Sur le plan spirituel, l’heure de la Récolte a sonné : Conscient et Inconscient, Raison et Sentiment ont enfin appris à travailler harmonieusement ensemble.

L’initié se connaît maintenant et le Maître qui était caché en lui est sorti, devenant la colonne de soutien du temple, le pont entre le ciel et la terre, un arbre chargé de graines et de fruits. Même s’il a encore beaucoup à apprendre de la Vie, et qu’il devra donc effectuer de nombreuses autres distillations pour affiner de plus en plus son Esprit, il sait maintenant comment produire l’Énergie qui le nourrit et est prêt à l’allumer.
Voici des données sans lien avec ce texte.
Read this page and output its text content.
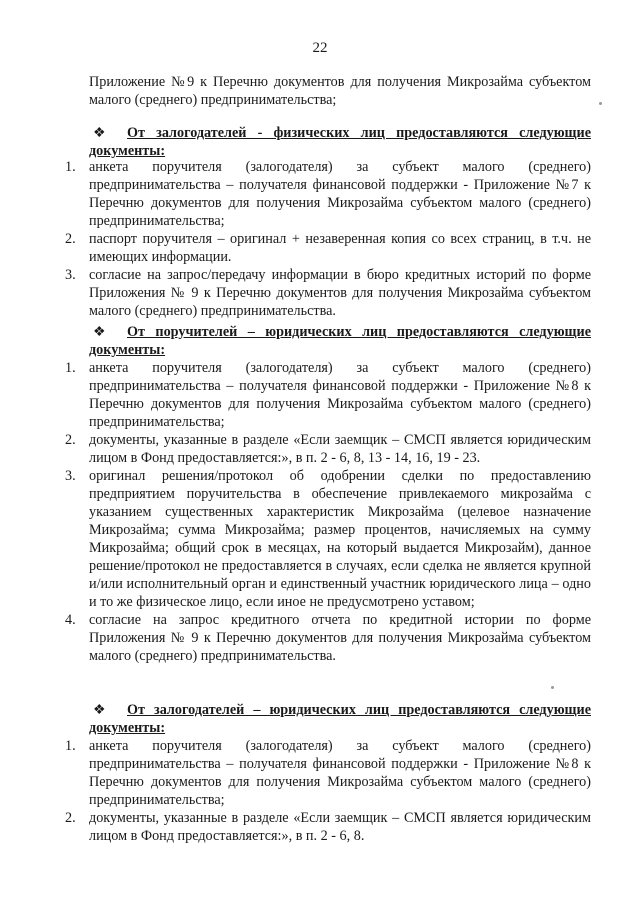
22
Приложение №9 к Перечню документов для получения Микрозайма субъектом малого (среднего) предпринимательства;
❖ От залогодателей - физических лиц предоставляются следующие документы:
1. анкета поручителя (залогодателя) за субъект малого (среднего) предпринимательства – получателя финансовой поддержки - Приложение №7 к Перечню документов для получения Микрозайма субъектом малого (среднего) предпринимательства;
2. паспорт поручителя – оригинал + незаверенная копия со всех страниц, в т.ч. не имеющих информации.
3. согласие на запрос/передачу информации в бюро кредитных историй по форме Приложения № 9 к Перечню документов для получения Микрозайма субъектом малого (среднего) предпринимательства.
❖ От поручителей – юридических лиц предоставляются следующие документы:
1. анкета поручителя (залогодателя) за субъект малого (среднего) предпринимательства – получателя финансовой поддержки - Приложение №8 к Перечню документов для получения Микрозайма субъектом малого (среднего) предпринимательства;
2. документы, указанные в разделе «Если заемщик – СМСП является юридическим лицом в Фонд предоставляется:», в п. 2 - 6, 8, 13 - 14, 16, 19 - 23.
3. оригинал решения/протокол об одобрении сделки по предоставлению предприятием поручительства в обеспечение привлекаемого микрозайма с указанием существенных характеристик Микрозайма (целевое назначение Микрозайма; сумма Микрозайма; размер процентов, начисляемых на сумму Микрозайма; общий срок в месяцах, на который выдается Микрозайм), данное решение/протокол не предоставляется в случаях, если сделка не является крупной и/или исполнительный орган и единственный участник юридического лица – одно и то же физическое лицо, если иное не предусмотрено уставом;
4. согласие на запрос кредитного отчета по кредитной истории по форме Приложения № 9 к Перечню документов для получения Микрозайма субъектом малого (среднего) предпринимательства.
❖ От залогодателей – юридических лиц предоставляются следующие документы:
1. анкета поручителя (залогодателя) за субъект малого (среднего) предпринимательства – получателя финансовой поддержки - Приложение №8 к Перечню документов для получения Микрозайма субъектом малого (среднего) предпринимательства;
2. документы, указанные в разделе «Если заемщик – СМСП является юридическим лицом в Фонд предоставляется:», в п. 2 - 6, 8.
Feu, le même Amour chez les autres inconditionnel pour la Recherche du Bien, du Beau, de la Paix, de la Connaissance et de la Justice. Précisément parce que l’Élément Feu représente l’Énergie Spirituelle de Conscience, il n’y a plus d’obstacles dans cette phase du Voyage.

Le rituel initiatique n’est pas cette séquence stérile d’énoncés littéraux, spéculatifs ou catégoriques qui distingue ses imitations ésotériques, mais c’est un modèle vivant, qui, une fois absorbé par l’esprit du néophyte, finit par s’intégrer dans sa conscience dans toutes ses parties. La conscience, alors, intégrée à chacun de ses éléments, finira par la ranimer dans toutes ses activités, avec le même naturel dont elle animait auparavant toutes les autres parties d’elle-même.

Le processus qui précède l’initiation s’exprime ainsi à travers un prototype émotionnel, psychique, dans lequel s’imprime toujours l’empreinte d’une nature vivante.

La meilleure façon de transmettre le modèle initiatique est l’exemple, dont non seulement le souvenir demeure mais l’enseignement lui est infusé. Et si celui-ci a été façonné par l’expérience de ceux qui nous ont précédés dans sa réalisation complète, il ne sera pas seulement utopie ou spéculation mentale, mais un modèle vivant car, pour l’animer, ils l’ont fait revivre en eux-mêmes.

Ici commence l’étape de la maturité.

Le feu n’est pas « atteint » mais « reçu », au point de devenir nous-mêmes : un point de Lumière dans un monde d’Ombre.